Spark UDFs are good except when they're not
I am a fan of using Spark UDFs and/or map
functions for complex business logic
where using the full power of Scala or Java gives better readability or performance
than relying on SQL set operations alone.
That said, I have run into two challenges with Spark UDFs:
Extra work to handle nulls
Many SQL operations will deal with null or missing values gracefully, for example
case when x > y then 1 else 0 end as x_bigger_flag
will give 0
if either input is null.
On the other hand, if you write similar code in Scala:
val xIsBiggerFlag = if (x > y) 1 else 0
you will get a null pointer exception if either input is null, and have to check for null explicitly:
val xIsBiggerFlag = if (x != null && y != null && x > y) 1 else 0
Even if you use Option
types indiomatically, you still have to do extra work to
replicate what SQL would have done for free:
(xOpt, yOpt) match {
case (Some(x), Some(y)) => if (x > y) else 0
case _ => 0
}
So for simple operations, UDFs are less maintainable than their SQL counterparts. For this reason alone, UDFs should only be used for sufficiently complex logic where the overhead of null handling is insignificant relative to the overall improvement in simplicity and readability.
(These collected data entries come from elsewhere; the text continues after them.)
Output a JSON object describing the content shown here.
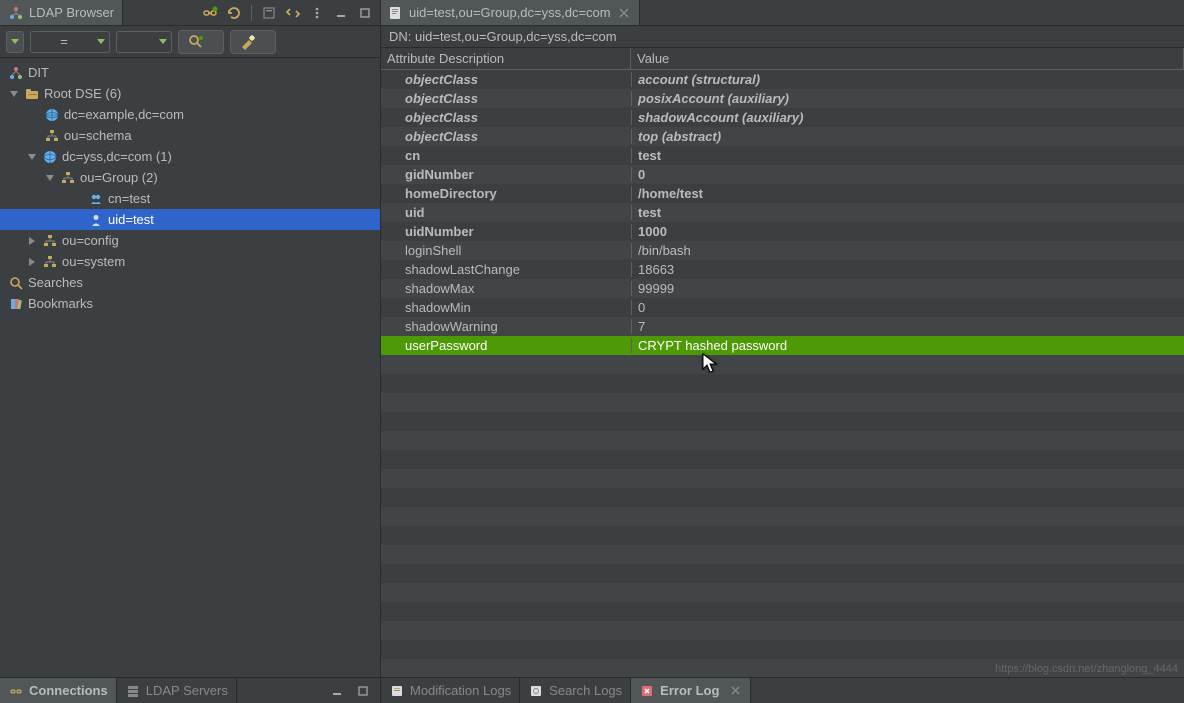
{
  "browser_tab": {
    "title": "LDAP Browser"
  },
  "editor_tab": {
    "title": "uid=test,ou=Group,dc=yss,dc=com"
  },
  "dn_bar": {
    "label": "DN: uid=test,ou=Group,dc=yss,dc=com"
  },
  "left_toolbar": {
    "eq": "="
  },
  "tree": {
    "dit": "DIT",
    "root_dse": "Root DSE (6)",
    "dc_example": "dc=example,dc=com",
    "ou_schema": "ou=schema",
    "dc_yss": "dc=yss,dc=com (1)",
    "ou_group": "ou=Group (2)",
    "cn_test": "cn=test",
    "uid_test": "uid=test",
    "ou_config": "ou=config",
    "ou_system": "ou=system",
    "searches": "Searches",
    "bookmarks": "Bookmarks"
  },
  "table": {
    "header_attr": "Attribute Description",
    "header_val": "Value",
    "rows": [
      {
        "attr": "objectClass",
        "val": "account (structural)",
        "ib": true
      },
      {
        "attr": "objectClass",
        "val": "posixAccount (auxiliary)",
        "ib": true
      },
      {
        "attr": "objectClass",
        "val": "shadowAccount (auxiliary)",
        "ib": true
      },
      {
        "attr": "objectClass",
        "val": "top (abstract)",
        "ib": true
      },
      {
        "attr": "cn",
        "val": "test",
        "bold": true
      },
      {
        "attr": "gidNumber",
        "val": "0",
        "bold": true
      },
      {
        "attr": "homeDirectory",
        "val": "/home/test",
        "bold": true
      },
      {
        "attr": "uid",
        "val": "test",
        "bold": true
      },
      {
        "attr": "uidNumber",
        "val": "1000",
        "bold": true
      },
      {
        "attr": "loginShell",
        "val": "/bin/bash"
      },
      {
        "attr": "shadowLastChange",
        "val": "18663"
      },
      {
        "attr": "shadowMax",
        "val": "99999"
      },
      {
        "attr": "shadowMin",
        "val": "0"
      },
      {
        "attr": "shadowWarning",
        "val": "7"
      },
      {
        "attr": "userPassword",
        "val": "CRYPT hashed password",
        "highlight": true
      }
    ],
    "empty_rows": 17
  },
  "bottom": {
    "connections": "Connections",
    "ldap_servers": "LDAP Servers",
    "mod_logs": "Modification Logs",
    "search_logs": "Search Logs",
    "error_log": "Error Log"
  },
  "watermark": "https://blog.csdn.net/zhanglong_4444"
}
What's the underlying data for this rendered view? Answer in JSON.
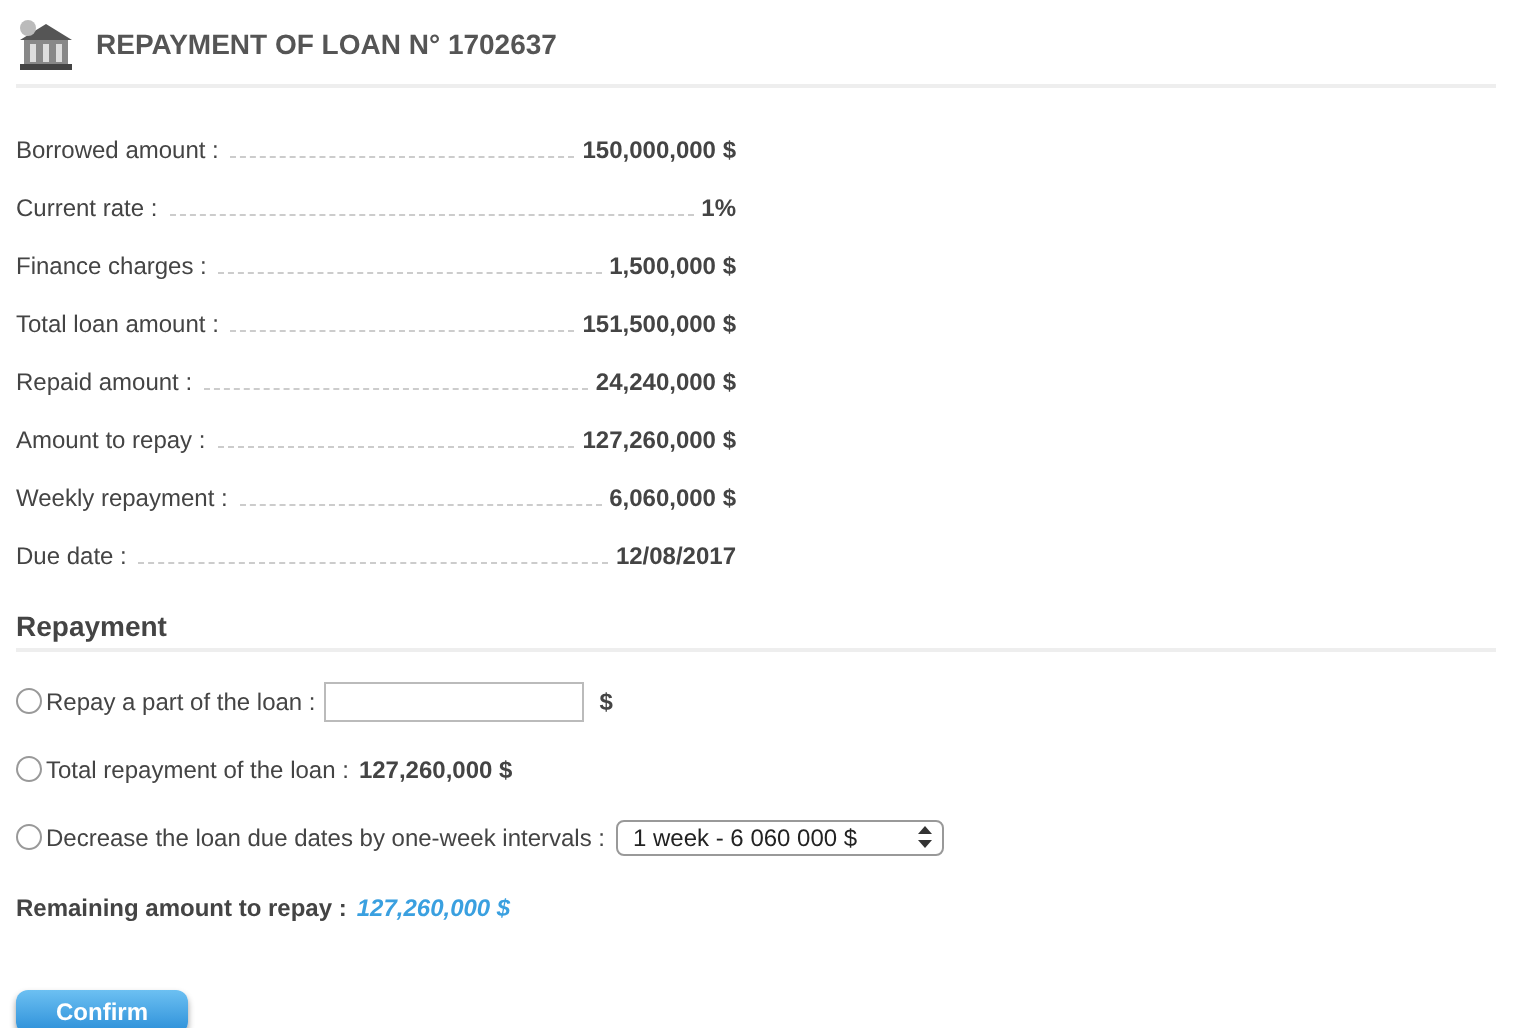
{
  "header": {
    "title": "REPAYMENT OF LOAN N° 1702637"
  },
  "details": [
    {
      "label": "Borrowed amount :",
      "value": "150,000,000 $"
    },
    {
      "label": "Current rate :",
      "value": "1%"
    },
    {
      "label": "Finance charges :",
      "value": "1,500,000 $"
    },
    {
      "label": "Total loan amount :",
      "value": "151,500,000 $"
    },
    {
      "label": "Repaid amount :",
      "value": "24,240,000 $"
    },
    {
      "label": "Amount to repay :",
      "value": "127,260,000 $"
    },
    {
      "label": "Weekly repayment :",
      "value": "6,060,000 $"
    },
    {
      "label": "Due date :",
      "value": "12/08/2017"
    }
  ],
  "repayment": {
    "heading": "Repayment",
    "options": [
      {
        "kind": "input",
        "label": "Repay a part of the loan :",
        "selected": false,
        "unit": "$"
      },
      {
        "kind": "total",
        "label": "Total repayment of the loan :",
        "selected": false,
        "amount": "127,260,000 $"
      },
      {
        "kind": "select",
        "label": "Decrease the loan due dates by one-week intervals :",
        "selected": false,
        "value": "1 week - 6 060 000 $"
      }
    ],
    "remaining_label": "Remaining amount to repay :",
    "remaining_value": "127,260,000 $"
  },
  "buttons": [
    "Confirm"
  ]
}
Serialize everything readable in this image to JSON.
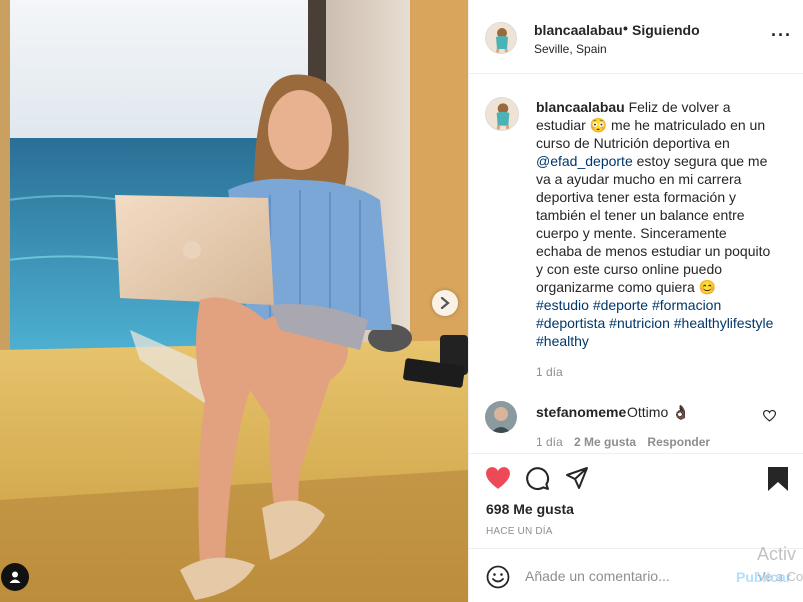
{
  "post": {
    "username": "blancaalabau",
    "follow_dot": "•",
    "follow_status": "Siguiendo",
    "location": "Seville, Spain",
    "more_icon": "more-horizontal-icon"
  },
  "caption": {
    "username": "blancaalabau",
    "text_1": "Feliz de volver a estudiar",
    "emoji_1": "😳",
    "text_2": "me he matriculado en un curso de Nutrición deportiva en",
    "mention": "@efad_deporte",
    "text_3": "estoy segura que me va a ayudar mucho en mi carrera deportiva tener esta formación y también el tener un balance entre cuerpo y mente. Sinceramente echaba de menos estudiar un poquito y con este curso online puedo organizarme como quiera",
    "emoji_2": "😊",
    "hashtags": [
      "#estudio",
      "#deporte",
      "#formacion",
      "#deportista",
      "#nutricion",
      "#healthylifestyle",
      "#healthy"
    ],
    "time": "1 día"
  },
  "comment": {
    "username": "stefanomeme",
    "text": "Ottimo",
    "emoji": "👌🏿",
    "time": "1 día",
    "likes": "2 Me gusta",
    "reply": "Responder"
  },
  "actions": {
    "likes": "698 Me gusta",
    "date": "HACE UN DÍA",
    "like_color": "#ed4956"
  },
  "composer": {
    "placeholder": "Añade un comentario...",
    "publish": "Publicar"
  },
  "watermark": {
    "line1": "Activ",
    "line2": "Ve a Co"
  }
}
Performance with reading wide tables
It is well understood that Python UDFs are a performance problem, but even with Scala UDFs you lose some ability for Spark to optimize.
There are several articles that mention how Spark UDFs are a black box for optimization, mostly focused on the loss of predicate pushdown to Parquet (example) for filtering operations.
There is another important issue beyond filters: what columns are read from Parquet in the first place. When you do something like
spark.read.parquet(file).where("condition").select("foo")
Spark only needs to read the column for foo
from disk.
But when you replace this with
case class MyTable(
foo: String,
bar: String,
baz: String,
....
)
spark.read.parquet(file).where("condition").as[MyTable].map(_.foo)
Spark loses the ability to determine that you are only consuming one column from your dataset, and will not be able to do any optimization when reading Parquet. Even if it can do predicate pushdown with the filter, the object deserialization from Parquet to Scala will use
If your table is wide and has many fields, the difference could become significant.
One workaround is to define case classes specific to your UDF inputs and outputs, rather than to the full underlying table. For example
case class FooOnly(foo: String)
spark.read.parquet(file)
.select("foo")
.where("condition")
.as[FooOnly]
.map(_.foo)